February 23, 2016

Tuesday’s action had the S&P 500 down 1.3% and Toronto was down 0.6%.

Most stocks were down but Bombardier was up 4.8% and Toll Brothers was up 3.8% on its earnings release. I thought Toll should be up more than that. Perhaps it will rise again tomorrow as analysts digest the results and outlook.

Our report for Canadian Tire will be updated soon and it will be rated either Buy or (lower) Buy. It’s a strong company.

AutoCanada announced that it is selling a Infiniti / Nissan dealership in Newmarket Ontario. They say they got an unsolicited offer and that this allows them to pay some debt and also rid them of an obligation to build a separate Infiniti dealership at a time when they are being cautious with capital spending. They did not say if there is a gain so I suspect possibly a modest loss on the sale. Still, I don’t think this is particularly bad news. Instead it shows that the company is actively managing the business and reacting to the realities of the market at this time. Nevertheless the market may react negatively.

A detailed comment on Rate Reset preferred shares:

Rate reset preferred shares were down on the order of 4% in a few cases today.

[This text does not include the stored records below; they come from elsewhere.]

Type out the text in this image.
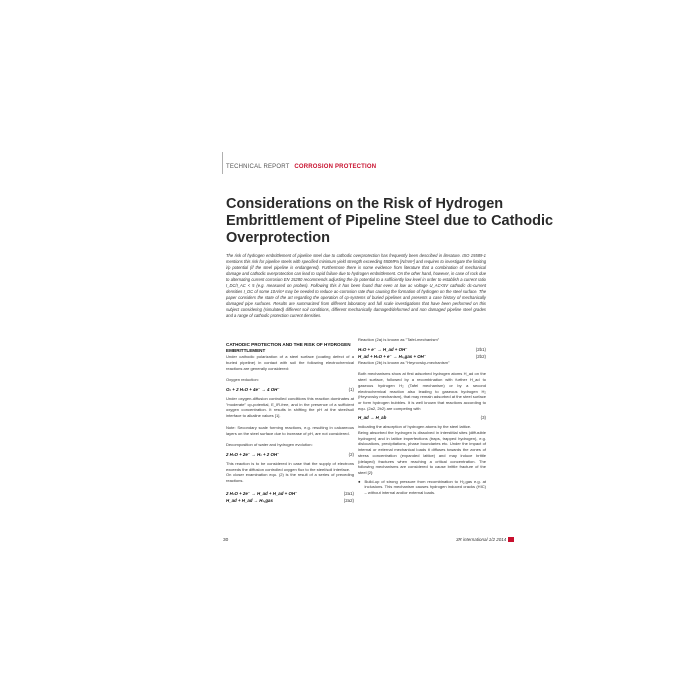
TECHNICAL REPORT CORROSION PROTECTION
Considerations on the Risk of Hydrogen Embrittlement of Pipeline Steel due to Cathodic Overprotection

The risk of hydrogen embrittlement of pipeline steel due to cathodic overprotection has frequently been described in literature. ISO 15589-1 mentions this risk for pipeline steels with specified minimum yield strength exceeding 550MPa [N/mm²] and requires to investigate the limiting i/p potential (if the steel pipeline is endangered). Furthermore there is some evidence from literature that a combination of mechanical damage and cathodic overprotection can lead to rapid failure due to hydrogen embrittlement. On the other hand, however, in case of rock due to alternating current corrosion EN 15280 recommends adjusting the i/p potential to a sufficiently low level in order to establish a current ratio I_DC/I_AC < 5 (e.g. measured on probes). Following this it has been found that even at low ac voltage U_AC<5V cathodic dc-current densities I_DC of some 10A/m² may be needed to reduce ac-corrosion rate thus causing the formation of hydrogen on the steel surface. The paper considers the state of the art regarding the operation of cp-systems of buried pipelines and presents a case history of mechanically damaged pipe surfaces. Results are summarized from different laboratory and full scale investigations that have been performed on this subject considering (simulated) different soil conditions, different mechanically damaged/deformed and non damaged pipeline steel grades and a range of cathodic protection current densities.

CATHODIC PROTECTION AND THE RISK OF HYDROGEN EMBRITTLEMENT

Under cathodic polarization of a steel surface (coating defect of a buried pipeline) in contact with soil the following electrochemical reactions are generally considered:

Oxygen reduction:

O₂ + 2 H₂O + 4e⁻ → 4 OH⁻	(1)

Under oxygen-diffusion controlled conditions this reaction dominates at "moderate" cp-potential, E_IR-free, and in the presence of a sufficient oxygen concentration. It results in shifting the pH at the steel/soil interface to alkaline values [1].

Note: Secondary scale forming reactions, e.g. resulting in calcareous layers on the steel surface due to increase of pH, are not considered.

Decomposition of water and hydrogen evolution:

2 H₂O + 2e⁻ → H₂ + 2 OH⁻	(2)

This reaction is to be considered in case that the supply of electrons exceeds the diffusion controlled oxygen flux to the steel/soil interface.

On closer examination equ. (2) is the result of a series of preceding reactions.

2 H₂O + 2e⁻ → H_ad + H_ad + OH⁻	(2a1)
H_ad + H_ad → H₂,gas	(2a2)

Reaction (2a) is known as "Tafel-mechanism"

H₂O + e⁻ → H_ad + OH⁻	(2b1)
H_ad + H₂O + e⁻ → H₂,gas + OH⁻	(2b2)

Reaction (2b) is known as "Heyrovsky-mechanism"

Both mechanisms show at first adsorbed hydrogen atoms H_ad on the steel surface, followed by a recombination with further H_ad to gaseous hydrogen H₂ (Tafel mechanism) or by a second electrochemical reaction also leading to gaseous hydrogen H₂ (Heyrovsky mechanism), that may remain adsorbed at the steel surface or form hydrogen bubbles. It is well known that reactions according to equ. (2a2, 2b2) are competing with

H_ad → H_ab	(3)

indicating the absorption of hydrogen atoms by the steel lattice.

Being absorbed the hydrogen is dissolved in interstitial sites (diffusible hydrogen) and in lattice imperfections (traps, trapped hydrogen), e.g. dislocations, precipitations, phase boundaries etc. Under the impact of internal or external mechanical loads it diffuses towards the zones of stress concentration (expanded lattice) and may induce brittle (delayed) fractures when reaching a critical concentration. The following mechanisms are considered to cause brittle fracture of the steel [2]:

● Build-up of strong pressure from recombination to H₂,gas e.g. at inclusions. This mechanism causes hydrogen induced cracks (HIC) – without internal and/or external loads.

30	3R international 1/2 2014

There seems to be a disconnect between what companies are willing to pay on Rate reset preferred shares and the yield that investors demand. Also a disconnect between the yield on these versus five year bonds.

I talked to RioCan today and they confirmed that they chose to redeem the preferred series A preferred shares at $25 because they had the money to do and the rate they would pay was more expensive than they would pay on debt.

Due to the reset feature, and the low yield on 5 year government bonds, these shares would have been reset to pay only about 3.4% on a $25 face value. Just prior to the surprise announcement that they would be redeemed at $25, they were trading at about $16 which would be a yield of about 5.3% (after the March 31 reset).

RioCan believed that, upon reset, most holders would have taken the floating rate option with an initial yield of 3.1%.

Recently issued rate reset preferred shares are yielding about 5.5% or higher.

The disconnect that I see is that while investors won’t buy rate reset shares unless they yeild about 5.5% or higher, RioCan was not interested in exercising its right to keep these shares outstanding even at 3.4% fixed or 3.1% floating.

Perhaps RioCan feared most investors would take the floating optional then rates would rise.

Meanwhile Investors want 5.5% on the fixed resets because they fear rates will go even lower, possibly negative and the resets will be even lower.

Overall, with a five year government bond paying 0.60% and high quality five year corporate bonds paying 2.2% to 3.3%, rate reset shares that yield 5.5% and qualify for the dividend tax credit would seem more attractive. But, of course, the bonds have the advantage of a known maturity price.

Overall the rate reset shares on our list that are down in price, Canadian Western Bank preferred and Enbridge preferred seem attractive to me. But I also thought they were attractive at higher prices. These shares could fall even further if negative interest rates become a reality. For that reason I would prefer Boston Pizza to these, but I hold some of each.